Considérant ce qui suit :
1. Aux termes de l’article L. 521-2 du code de justice administrative : « Saisi d’une demande en ce sens justifiée par l’urgence, le juge des référés peut ordonner toutes mesures nécessaires à la sauvegarde d’une liberté fondamentale à laquelle une personne morale de droit public ou un organisme de droit privé chargé de la gestion d’un service public aurait porté, dans l’exercice d’un de ses pouvoirs, une atteinte grave et manifestement illégale. Le juge des référés se prononce dans un délai de quarante-huit heures ». En vertu de l’article L. 522-3 du même code, le juge des référés peut, par une ordonnance motivée, rejeter une requête sans instruction ni audience lorsque la condition d’urgence n’est pas remplie ou lorsqu’il apparaît manifeste, au vu de la demande, que celle-ci ne relève pas de la compétence de la juridiction administrative, qu’elle est irrecevable ou qu’elle est mal fondée.
2. Il résulte des dispositions précitées de l’article L. 521-2 du code de justice administrative que lorsqu’un requérant fonde son action sur la procédure particulière instituée à cet article, il lui appartient de justifier de circonstances caractérisant une situation d’urgence qui implique, sous réserve que les autres conditions posées par cet article soient remplies, qu’une mesure visant à sauvegarder une liberté fondamentale doive être prise dans les quarante-huit heures.
3. Mme A…, ressortissante marocaine née le 3 juillet 2000, était titulaire d’un titre de séjour portant la mention « étudiant – élève » valable jusqu’au 14 novembre 2025. Elle allègue qu’aucune réponse n’a été apportée à sa demande de délivrance d’un titre de séjour portant la mention « salarié », qu’elle déclare avoir adressée à la préfecture de la Seine-Saint-Denis par une correspondance en date 22 août 2025 et qu’elle a présentée le 4 novembre 2025, via le téléservice « demarches-simplifiees.fr ». Si la requérante invoque les conséquences sur sa situation du comportement des services préfectoraux et notamment l’absence de traitement de sa demande et de délivrance d’un document provisoire de séjour, elle ne justifie pas de la nécessité que soit ordonnée, dans le délai mentionné au point 2, sur le fondement de l’article L. 521-2 du code de justice administrative, une mesure de sauvegarde d’une liberté fondamentale à laquelle une atteinte grave et manifestement illégale aurait été portée.

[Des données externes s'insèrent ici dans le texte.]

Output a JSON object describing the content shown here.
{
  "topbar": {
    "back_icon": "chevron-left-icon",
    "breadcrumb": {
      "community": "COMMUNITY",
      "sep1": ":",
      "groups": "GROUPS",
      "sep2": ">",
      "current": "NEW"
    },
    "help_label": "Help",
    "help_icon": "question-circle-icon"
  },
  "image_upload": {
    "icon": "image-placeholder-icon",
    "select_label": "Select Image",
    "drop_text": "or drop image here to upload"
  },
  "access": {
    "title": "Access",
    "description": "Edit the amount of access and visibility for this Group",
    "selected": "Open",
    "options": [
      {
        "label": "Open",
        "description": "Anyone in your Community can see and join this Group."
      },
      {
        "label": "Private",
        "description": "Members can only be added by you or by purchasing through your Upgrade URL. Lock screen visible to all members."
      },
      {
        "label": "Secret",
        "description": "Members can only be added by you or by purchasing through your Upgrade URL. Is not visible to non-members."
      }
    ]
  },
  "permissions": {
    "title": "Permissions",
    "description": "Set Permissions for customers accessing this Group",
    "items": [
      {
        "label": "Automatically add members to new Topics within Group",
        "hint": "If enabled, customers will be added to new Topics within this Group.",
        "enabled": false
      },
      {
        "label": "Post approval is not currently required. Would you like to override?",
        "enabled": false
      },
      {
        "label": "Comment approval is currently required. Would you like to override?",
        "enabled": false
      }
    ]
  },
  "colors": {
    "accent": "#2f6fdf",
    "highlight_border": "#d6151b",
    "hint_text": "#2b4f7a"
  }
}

Par suite, la requête doit être rejetée, en toutes ses conclusions, selon la procédure prévue par l’article L. 522-3 du code de justice administrative.
O R D O N N E :
Article 1er : La requête de Mme A… est rejetée.
Article 2 : La présente ordonnance sera notifiée à Mme B… A….
Fait à Montreuil, le 18 novembre 2025.
Le juge des référés,
D. Charageat
La République mande et ordonne au ministre de l’intérieur en ce qui le concerne ou à tous commissaires de justice à ce requis en ce qui concerne les voies de droit commun contre les parties privées, de pourvoir à l’exécution de la présente décision.